Begitu fakta yang diungkap oleh para ahli pekan ini. "Ledakan" ujaran kebencian tersebut disalahkan karena ikut ambil bagian dalam kekacauan di negara itu.
Bukti lonjakan muncul setelah platform dituduh memainkan peran kunci dalam penyebaran pidato kebencian di Myanmar pada saat 650.000 pengungsi Rohingya dipaksa melarikan diri ke Bangladesh setelah penganiayaan.
Peneliti dan analis digital, Raymond Serrato, memeriksa sekitar 15.000 posting Facebook dari pendukung kelompok nasionalis garis keras Ma Ba Tha. Kiriman paling awal tanggal dari Juni 2016 dan melonjak pada 24 dan 25 Agustus 2017, ketika militan ARSA Rohingya menyerang pasukan pemerintah, mendorong milisi Buddha untuk meluncurkan "operasi pembersihan" yang mengirim ratusan ribu Rohingya mengalir ke perbatasan
Analisis Serrato menunjukkan bahwa kegiatan dalam kelompok anti-Rohingya, yang memiliki 55.000 anggota, meledak dengan pos-pos mencatat peningkatan 200% dalam interaksi.
"Facebook pasti membantu beberapa elemen masyarakat untuk menentukan narasi konflik di Myanmar," kata Serrato kepada
The Guardian.
"Meskipun Facebook telah digunakan di masa lalu untuk menyebarkan pidato kebencian dan informasi yang salah, itu mengambil potensi yang lebih besar setelah serangan," tambahnya.

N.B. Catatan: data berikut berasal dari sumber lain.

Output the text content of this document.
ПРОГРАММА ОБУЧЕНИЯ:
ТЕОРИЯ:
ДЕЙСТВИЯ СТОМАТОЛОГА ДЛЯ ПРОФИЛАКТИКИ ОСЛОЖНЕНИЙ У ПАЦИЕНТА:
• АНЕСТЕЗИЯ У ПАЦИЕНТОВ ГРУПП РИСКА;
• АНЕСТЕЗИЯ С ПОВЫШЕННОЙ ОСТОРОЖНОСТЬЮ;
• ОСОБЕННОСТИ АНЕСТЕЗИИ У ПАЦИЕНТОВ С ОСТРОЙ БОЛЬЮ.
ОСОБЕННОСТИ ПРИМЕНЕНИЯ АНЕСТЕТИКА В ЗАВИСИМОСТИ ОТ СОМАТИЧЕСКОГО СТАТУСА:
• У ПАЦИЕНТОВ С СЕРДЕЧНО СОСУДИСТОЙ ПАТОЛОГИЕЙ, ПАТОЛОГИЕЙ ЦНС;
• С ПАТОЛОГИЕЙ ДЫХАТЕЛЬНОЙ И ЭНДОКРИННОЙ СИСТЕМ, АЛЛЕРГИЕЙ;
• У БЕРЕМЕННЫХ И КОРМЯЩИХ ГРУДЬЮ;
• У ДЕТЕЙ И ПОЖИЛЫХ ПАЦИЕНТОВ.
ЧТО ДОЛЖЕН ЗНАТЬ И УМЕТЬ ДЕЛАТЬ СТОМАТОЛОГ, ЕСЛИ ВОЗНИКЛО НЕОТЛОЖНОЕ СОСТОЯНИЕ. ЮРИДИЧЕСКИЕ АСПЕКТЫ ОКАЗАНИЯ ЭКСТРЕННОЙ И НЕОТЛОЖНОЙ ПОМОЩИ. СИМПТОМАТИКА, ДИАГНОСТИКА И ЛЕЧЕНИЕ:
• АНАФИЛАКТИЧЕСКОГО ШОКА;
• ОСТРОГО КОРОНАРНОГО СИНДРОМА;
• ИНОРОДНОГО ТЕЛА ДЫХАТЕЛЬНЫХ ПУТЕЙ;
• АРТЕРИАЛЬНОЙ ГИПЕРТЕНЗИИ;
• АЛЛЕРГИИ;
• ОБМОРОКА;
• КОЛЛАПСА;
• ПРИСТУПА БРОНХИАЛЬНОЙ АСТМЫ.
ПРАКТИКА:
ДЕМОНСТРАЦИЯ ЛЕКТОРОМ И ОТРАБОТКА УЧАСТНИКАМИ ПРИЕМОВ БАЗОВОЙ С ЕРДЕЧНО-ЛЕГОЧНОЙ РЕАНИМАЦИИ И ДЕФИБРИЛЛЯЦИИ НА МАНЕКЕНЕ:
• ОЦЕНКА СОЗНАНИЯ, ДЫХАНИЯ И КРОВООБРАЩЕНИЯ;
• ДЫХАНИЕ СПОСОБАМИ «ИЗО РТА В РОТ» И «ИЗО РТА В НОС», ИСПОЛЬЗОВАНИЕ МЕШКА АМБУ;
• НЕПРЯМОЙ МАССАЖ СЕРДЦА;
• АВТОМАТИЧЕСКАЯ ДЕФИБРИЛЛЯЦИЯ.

Pengungkapan itu terungkap ketika Facebook berjuang untuk menanggapi kritik atas bocornya data pribadi pengguna dan kekhawatiran tentang penyebaran berita palsu dan pidato kebencian di platform.
Alan Davis, seorang analis dari Institute for War and Peace Reporting yang memimpin studi dua tahun tentang pidato kebencian di Myanmar, mengatakan bahwa pada bulan-bulan sebelum Agustus dia melihat posting di Facebook menjadi "lebih terorganisir dan lebih termiliterisasi".
Dalam risetnya, dia menemukan kisah-kisah palsu yang menyatakan bahwa masjid di Yangon menyimpan senjata dalam upaya meledakkan berbagai pagoda Buddha dan pagoda Shwedagon, sebuah situs Buddha yang paling suci di Yangon dalam kampanye kotor terhadap kaum Muslim.
Halaman-halaman ini juga menampilkan posting yang menyebut Rohingya sebagai istilah yang menghina "kalar" dan "teroris Bengali". Tanda-tanda yang menunjukkan area "Muslim-free" dibagi lebih dari 11.000 kali.
Ketika para pengawas yang bekerja dengan Davis menelepon para pejabat tentang tanda-tanda itu, mereka diberitahu bahwa para pejabat tidak tahu apa-apa tentang mereka. Ketika dia mencoba mendanai tim wartawan lokal untuk menyelidiki dan melaporkannya, para jurnalis semuanya menolak untuk alasan keamanan.